On the way home, he had bought fresh pasta, bread, a red pepper (they were on sale), asparagus (the thin ones), and scallions. No garlic. Dicing the vegetables, a task most would consider tedious, gave Dean the same kind of mindless pleasure he got from mowing a lawn in perfect lines. He didn’t own a food processor, preferring to use a knife and wooden cutting board, making little piles of red, green, and white, the essential food-color groups. Then, using chicken broth in place of oil, he sautéed the mixture while the pasta boiled, making certain not to overcook either. He tasted the vegetables as he stirred them, adding salt, red pepper, and pinches of various dried green leaves that filled a dozen or so tiny jars on his kitchen shelf. He drained the pasta but did not rinse it, then added the vegetables. The result, along with a half a loaf of sourdough bread and a tall glass of iced tea sweetene
d with sugar and soured with lime, was dinner.
If the meal was good, the ambience was decidedly second-rate. Dean had no dining room table or, for that matter, dining room. He ate sitting on his all-purpose couch, plate balanced on his knees, breadcrumbs accumulating on his lap. Every month or so, he vacuumed his apartment, and the things he discovered underneath the cushions were wondrous to behold. Forks, spoons, loose change that had escaped from his pockets, all sorts of dessicated reminders of long-ago meals. Once he had found what he was certain was a tiny fetus, carefully planted there by some militant right-to-life group, only to realize upon closer scrutiny that it was a cooked shrimp that had somehow slipped away from its companions.

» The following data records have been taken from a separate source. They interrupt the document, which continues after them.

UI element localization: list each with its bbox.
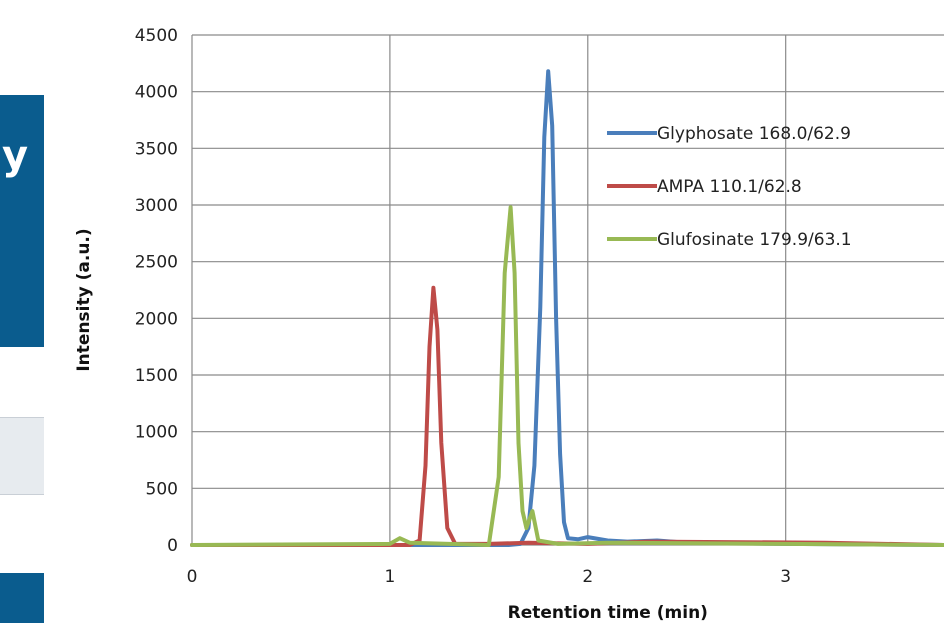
table-header-text: y <box>2 133 29 179</box>
table-panel-fragment: y <box>0 0 44 623</box>
gridlines <box>191 34 944 546</box>
y-tick-label: 4000 <box>135 83 178 103</box>
series-lines <box>190 69 944 547</box>
y-tick-label: 0 <box>167 536 178 556</box>
y-tick-label: 4500 <box>135 26 178 46</box>
x-tick-label: 2 <box>582 567 593 587</box>
table-header: y <box>0 95 44 347</box>
table-footer <box>0 573 44 623</box>
x-axis-ticks: 0 1 2 3 <box>187 567 792 587</box>
legend: Glyphosate 168.0/62.9 AMPA 110.1/62.8 Gluf… <box>607 124 852 250</box>
y-tick-label: 1500 <box>135 366 178 386</box>
chromatogram-chart: 0 500 1000 1500 2000 2500 3000 3500 4000 4500 0 1 2… <box>74 26 944 623</box>
y-tick-label: 1000 <box>135 423 178 443</box>
x-tick-label: 3 <box>780 567 791 587</box>
x-tick-label: 0 <box>187 567 198 587</box>
table-row <box>0 495 44 573</box>
legend-label: AMPA 110.1/62.8 <box>657 177 802 197</box>
table-row <box>0 347 44 418</box>
x-tick-label: 1 <box>384 567 395 587</box>
y-tick-label: 3500 <box>135 139 178 159</box>
legend-label: Glyphosate 168.0/62.9 <box>657 124 851 144</box>
y-tick-label: 2500 <box>135 253 178 273</box>
x-axis-title: Retention time (min) <box>508 603 708 623</box>
y-tick-label: 2000 <box>135 309 178 329</box>
y-tick-label: 3000 <box>135 196 178 216</box>
legend-label: Glufosinate 179.9/63.1 <box>657 230 852 250</box>
y-tick-label: 500 <box>146 479 178 499</box>
y-axis-title: Intensity (a.u.) <box>74 228 94 371</box>
y-axis-ticks: 0 500 1000 1500 2000 2500 3000 3500 4000 4500 <box>135 26 178 556</box>
table-row <box>0 418 44 495</box>
series-line-3 <box>190 205 944 547</box>
series-line-2 <box>190 285 944 547</box>
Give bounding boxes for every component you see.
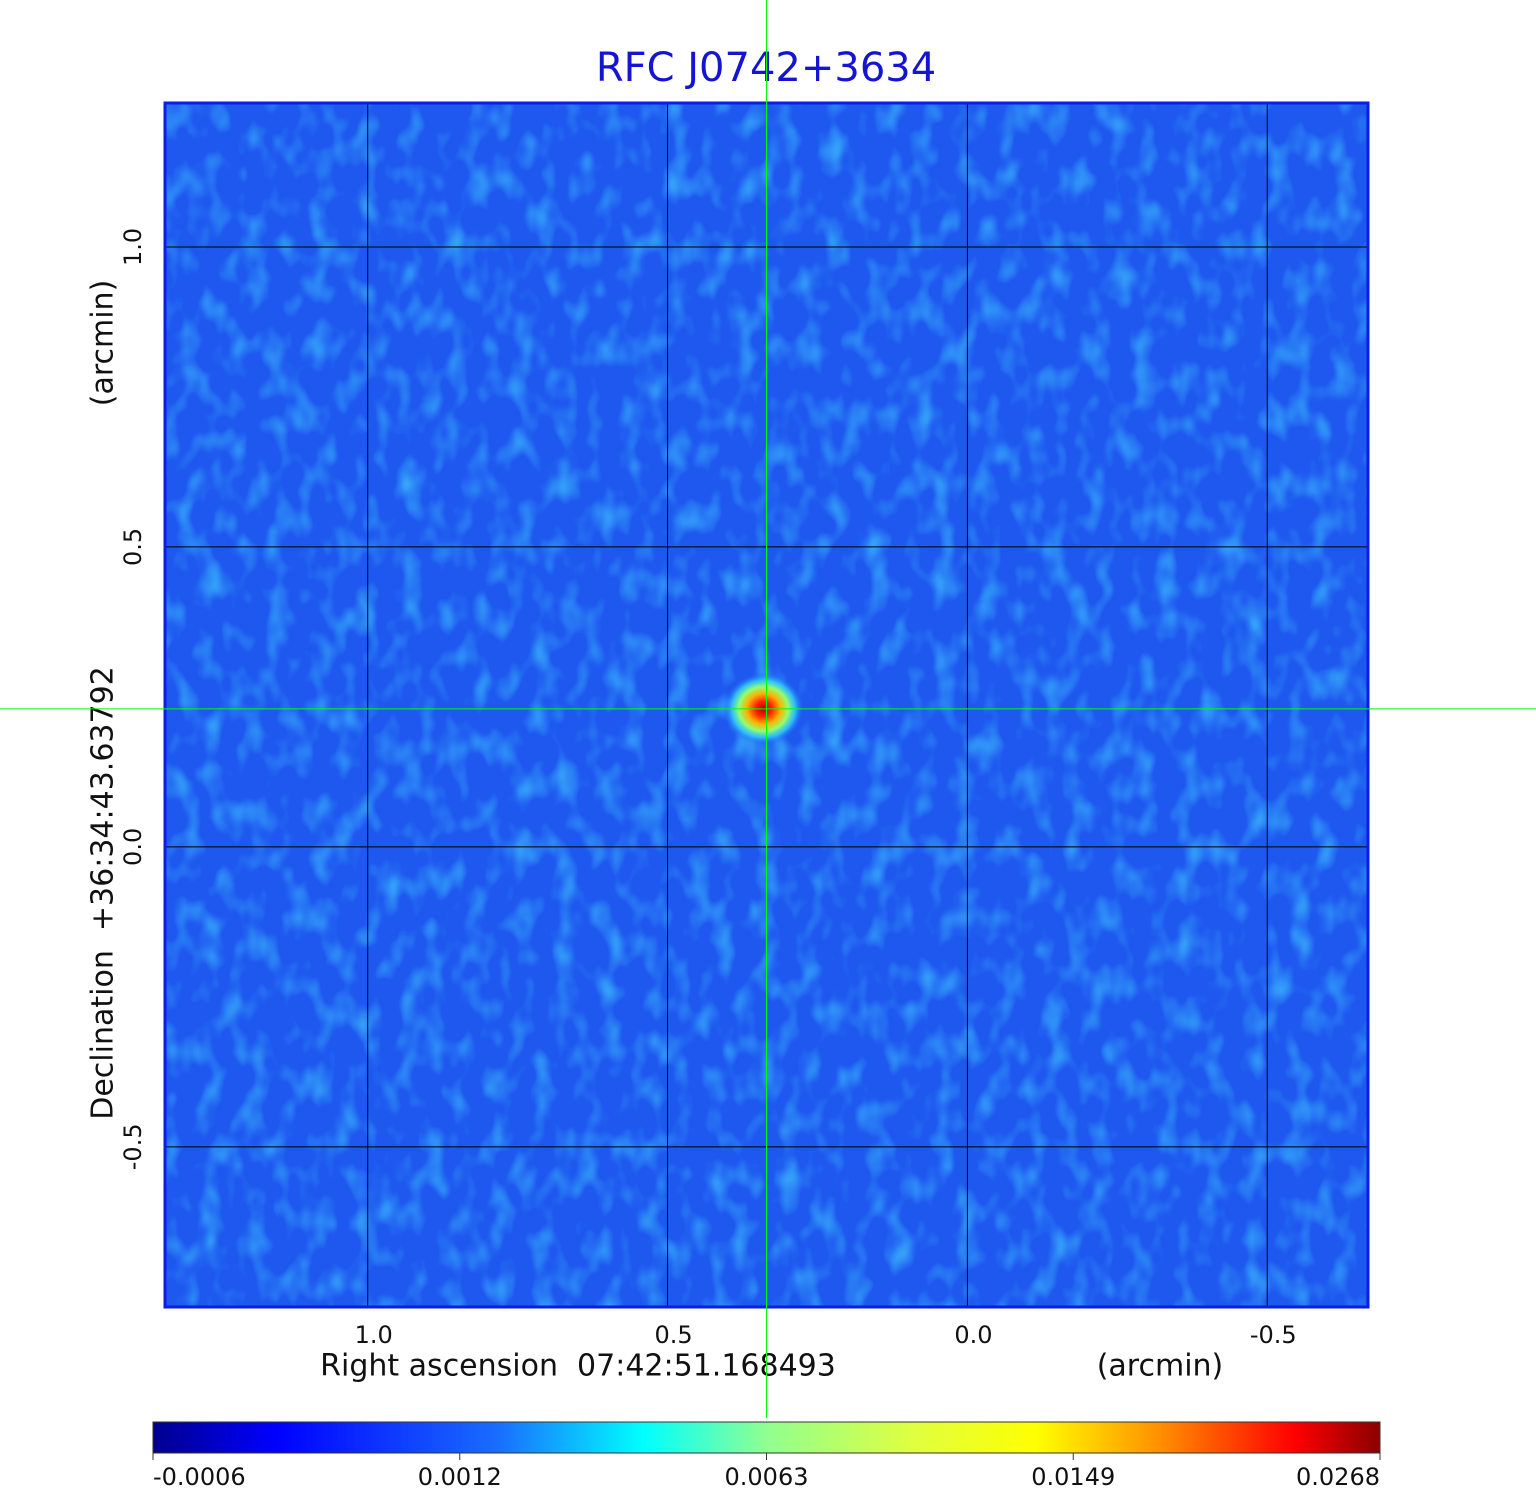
y-tick-label: -0.5 [119,1123,147,1170]
colorbar-tick-label: 0.0149 [1031,1463,1115,1491]
x-tick-label: -0.5 [1250,1321,1297,1349]
y-axis-label: Declination +36:34:43.63792 [86,666,121,1120]
colorbar-tick-label: 0.0012 [418,1463,502,1491]
y-axis-unit: (arcmin) [86,280,121,407]
x-axis-unit: (arcmin) [1097,1349,1224,1384]
colorbar-tick-label: -0.0006 [153,1463,246,1491]
x-tick-label: 0.0 [954,1321,992,1349]
y-tick-label: 0.0 [119,828,147,866]
colorbar [152,1421,1381,1454]
colorbar-tick-label: 0.0268 [1296,1463,1380,1491]
x-tick-label: 0.5 [654,1321,692,1349]
x-tick-label: 1.0 [355,1321,393,1349]
y-tick-label: 1.0 [119,228,147,266]
y-tick-label: 0.5 [119,528,147,566]
x-axis-label: Right ascension 07:42:51.168493 [320,1349,836,1384]
colorbar-tick-label: 0.0063 [725,1463,809,1491]
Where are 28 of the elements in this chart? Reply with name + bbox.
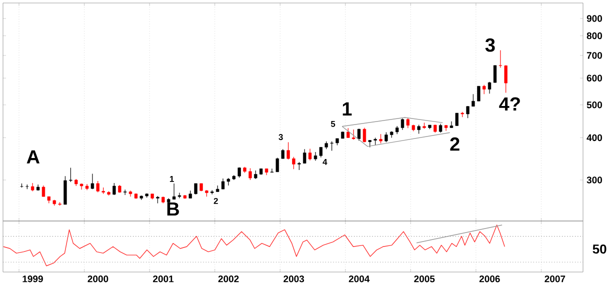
x-tick-label: 2005 xyxy=(414,276,435,282)
x-tick-label: 2000 xyxy=(88,276,108,282)
annotation: 4 xyxy=(322,158,328,165)
x-tick-label: 2007 xyxy=(544,276,566,282)
annotation: 1 xyxy=(170,176,174,182)
x-tick-label: 2002 xyxy=(218,276,239,282)
x-tick-label: 2003 xyxy=(284,276,304,282)
x-tick-label: 2001 xyxy=(153,276,174,282)
annotation: B xyxy=(167,202,179,216)
y-tick-label: 300 xyxy=(586,176,602,184)
annotation: 3 xyxy=(278,134,283,140)
y-tick-label: 400 xyxy=(586,134,602,142)
annotation: 2 xyxy=(450,137,460,151)
annotation: 1 xyxy=(342,102,352,116)
y-tick-label: 700 xyxy=(586,52,602,59)
y-tick-label: 900 xyxy=(586,15,602,22)
annotation: 3 xyxy=(485,38,495,52)
annotation: 4? xyxy=(499,97,520,111)
y-tick-label: 600 xyxy=(586,74,602,82)
y-tick-label: 800 xyxy=(586,32,602,40)
x-tick-label: 2006 xyxy=(479,276,500,282)
x-tick-label: 2004 xyxy=(348,276,370,282)
text: 50 xyxy=(592,244,606,254)
annotation: 5 xyxy=(330,121,336,127)
annotation: A xyxy=(26,150,40,164)
annotation: 2 xyxy=(214,198,218,204)
y-tick-label: 500 xyxy=(586,102,602,108)
x-tick-label: 1999 xyxy=(22,276,43,282)
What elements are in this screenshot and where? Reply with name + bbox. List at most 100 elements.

Sitting with his second glass of iced tea, Dean toyed with the idea of lighting a fire. He needed a break from work. But his thoughts drifted back to the Spadafino case. A lawyer by profession, Dean was still an investigator at heart, a carryover from his DEA days that would forever shape his approach to his craft. And the Bleecker Street puzzle beckoned him.
In the end, he opted for both a fire and work. Leaving the dishes unwashed, he set about laying a fire. He rolled pieces of newspaper into tubes tight enough to burn slowly, but not too tight to prevent some air from circulating within the sheets. He ripped the ends of each roll to allow the flame a starting place. On top of the paper, he placed a kindling of twigs, small branches, and splinters from logs. Those he topped with three split logs, recognizing each from having cut and split them: one piece of ash, easily identifiable from its thick, deeply furrowed bark; a red oak, which would last into the night; and a small cedar log, which he selected for the scent it would produce. He placed a single sheet of newspaper on top of the logs and lit it first. It burst into flame, creating an immediate draft up the narrow chimney. With the same match, Dean quickly lit the lower rolls of newspaper, then sat back and watched with a child’s pleasure as the fuel ignited in stages, bottom to top.